Trust & Co.
Coral Gables’ Newest Gastropub
By Gail Scott
As you walk through the door of Trust & Co., you get a local vibe; it’s definitely a place where you want to meet your friends. And although the new darling of Coral Gables and the brainchild of restaurateur Jerry Flynn may feel like a casual watering hole at first, head toward the back of the restaurant, and the space instantaneously goes from casual bar to fine dining. A recessed brick wall and beautiful tiles frame the enormous open kitchen where chef Pablo Zitzmann and his staff create amazing food every day.
Zitzmann has been cooking for the past 10 years in some of Miami’s most acclaimed kitchens, from Sra. Martinez and Nobu to his latest stint at The Miami Beach Edition working under Michelin three-star chef, Jean-Georges Vongerichten. Trust & Co.’s compact menu conveys Zitzmann’s many talents and packs a punch of flavor. The restaurant sources locally whenever possible, using the seasons to change up its dishes and take advantage of the native seafood, fruits and vegetables we enjoy in South Florida.
At the bar, Flynn has done an excellent job of curating an impressive cocktail list with interesting options without being too pretentious. The self-proclaimed foodie says he fell in love with gastropubs and their chef-driven concept. His 24-year culinary career started in bars and nightclubs, so he has extensive cocktail knowledge, but he is also intimately involved in the kitchen. He concocted over 100 different drink recipes before he narrowed it down to a manageable number with something for everyone. I tried the Trust Mojito with a refreshing coconut-water twist. My dining partner enjoyed the elegant Maple-Smoked Old Fashioned.
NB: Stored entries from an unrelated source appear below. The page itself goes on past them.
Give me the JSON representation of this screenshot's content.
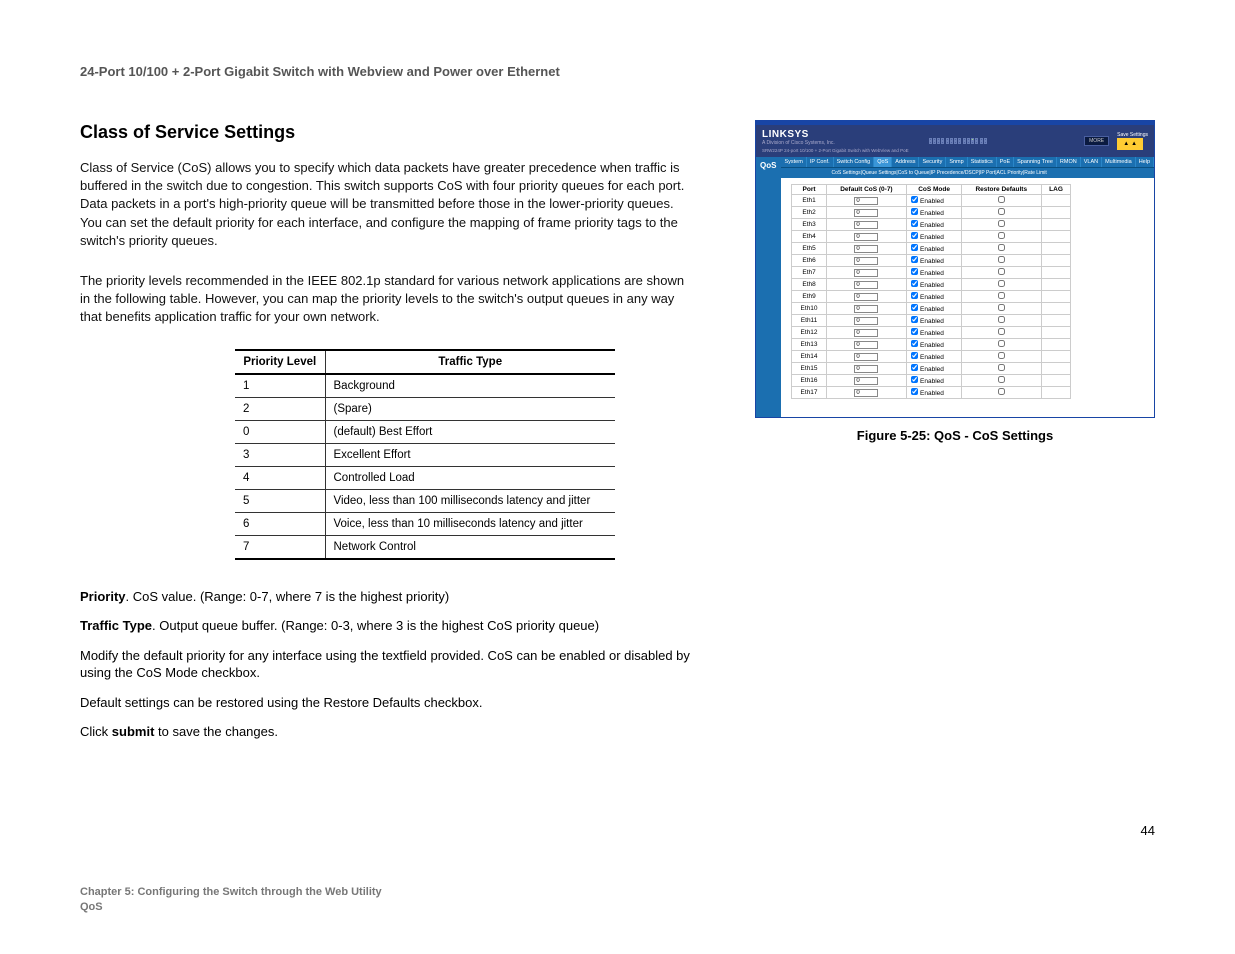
{
  "header_title": "24-Port 10/100 + 2-Port Gigabit Switch with Webview and Power over Ethernet",
  "section_title": "Class of Service Settings",
  "para1": "Class of Service (CoS) allows you to specify which data packets have greater precedence when traffic is buffered in the switch due to congestion. This switch supports CoS with four priority queues for each port. Data packets in a port's high-priority queue will be transmitted before those in the lower-priority queues. You can set the default priority for each interface, and configure the mapping of frame priority tags to the switch's priority queues.",
  "para2": "The priority levels recommended in the IEEE 802.1p standard for various network applications are shown in the following table. However, you can map the priority levels to the switch's output queues in any way that benefits application traffic for your own network.",
  "table_headers": {
    "col1": "Priority Level",
    "col2": "Traffic Type"
  },
  "table_rows": [
    {
      "level": "1",
      "type": "Background"
    },
    {
      "level": "2",
      "type": "(Spare)"
    },
    {
      "level": "0",
      "type": "(default) Best Effort"
    },
    {
      "level": "3",
      "type": "Excellent Effort"
    },
    {
      "level": "4",
      "type": "Controlled Load"
    },
    {
      "level": "5",
      "type": "Video, less than 100 milliseconds latency and jitter"
    },
    {
      "level": "6",
      "type": "Voice, less than 10 milliseconds latency and jitter"
    },
    {
      "level": "7",
      "type": "Network Control"
    }
  ],
  "def_priority_b": "Priority",
  "def_priority": ". CoS value. (Range: 0-7, where 7 is the highest priority)",
  "def_traffic_b": "Traffic Type",
  "def_traffic": ". Output queue buffer. (Range: 0-3, where 3 is the highest CoS priority queue)",
  "para_modify": "Modify the default priority for any interface using the textfield provided. CoS can be enabled or disabled by using the CoS Mode checkbox.",
  "para_restore": "Default settings can be restored using the Restore Defaults checkbox.",
  "para_submit_pre": "Click ",
  "para_submit_b": "submit",
  "para_submit_post": " to save the changes.",
  "footer_line1": "Chapter 5: Configuring the Switch through the Web Utility",
  "footer_line2": "QoS",
  "page_number": "44",
  "figure_caption": "Figure 5-25: QoS - CoS Settings",
  "figure": {
    "logo": "LINKSYS",
    "sublogo": "A Division of Cisco Systems, Inc.",
    "product_line": "SRW224P 24-port 10/100 + 2-Port Gigabit Switch with WebView and PoE",
    "more_btn": "MORE",
    "save_label": "Save Settings",
    "qos_label": "QoS",
    "tabs": [
      "System",
      "IP Conf.",
      "Switch Config",
      "QoS",
      "Address",
      "Security",
      "Snmp",
      "Statistics",
      "PoE",
      "Spanning Tree",
      "RMON",
      "VLAN",
      "Multimedia",
      "Help"
    ],
    "subtabs": "CoS Settings|Queue Settings|CoS to Queue|IP Precedence/DSCP|IP Port|ACL Priority|Rate Limit",
    "cos_headers": {
      "port": "Port",
      "def": "Default CoS (0-7)",
      "mode": "CoS Mode",
      "restore": "Restore Defaults",
      "lag": "LAG"
    },
    "cos_rows": [
      {
        "port": "Eth1",
        "v": "0"
      },
      {
        "port": "Eth2",
        "v": "0"
      },
      {
        "port": "Eth3",
        "v": "0"
      },
      {
        "port": "Eth4",
        "v": "0"
      },
      {
        "port": "Eth5",
        "v": "0"
      },
      {
        "port": "Eth6",
        "v": "0"
      },
      {
        "port": "Eth7",
        "v": "0"
      },
      {
        "port": "Eth8",
        "v": "0"
      },
      {
        "port": "Eth9",
        "v": "0"
      },
      {
        "port": "Eth10",
        "v": "0"
      },
      {
        "port": "Eth11",
        "v": "0"
      },
      {
        "port": "Eth12",
        "v": "0"
      },
      {
        "port": "Eth13",
        "v": "0"
      },
      {
        "port": "Eth14",
        "v": "0"
      },
      {
        "port": "Eth15",
        "v": "0"
      },
      {
        "port": "Eth16",
        "v": "0"
      },
      {
        "port": "Eth17",
        "v": "0"
      }
    ],
    "enabled_label": "Enabled"
  }
}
Our appetizers included the charred octopus served with romesco and Marcona almonds; croquettes made of bacon, dates and Manchego; and pork belly served with a bright citrus salad. Each appetizer was special in its own way and it would be difficult to choose a favorite—so I won’t! The grilled nectarine and beet salad was bursting with flavor. There is also an excellent raw bar with a variety of seafood towers that include seasonal oysters, Florida shrimp and Alaskan king crab.
Our entrées were outstanding: pan-seared red snapper with turnip purée and carrot-top salad, and duck breast served with a mole poblano and a spicy Vietnamese mango salad. The fish was perfectly cooked and the duck dish couldn’t have been better balanced, with the mole playing off the flavors of salad.
We finished with a creation from pastry chef Natalia Restrepo, who previously worked under chef Ferran Adrià. Her take on the South American alfajor is delectable. This cookie sandwich made of Maizena cookies, dulce de leche spread and toasted coconut flakes was the perfect ending to our meal.
Brunch is offered on Saturdays and Sundays, and relies on local farmers markets to guide the menu. Flynn also has plans to offer a late-night menu at the bar so there can be a go-to place in the Gables to have a cocktail and quality food after hours.
The restaurant’s honest, locally sourced and seasonal dishes certainly have earned my trust—and my kudos.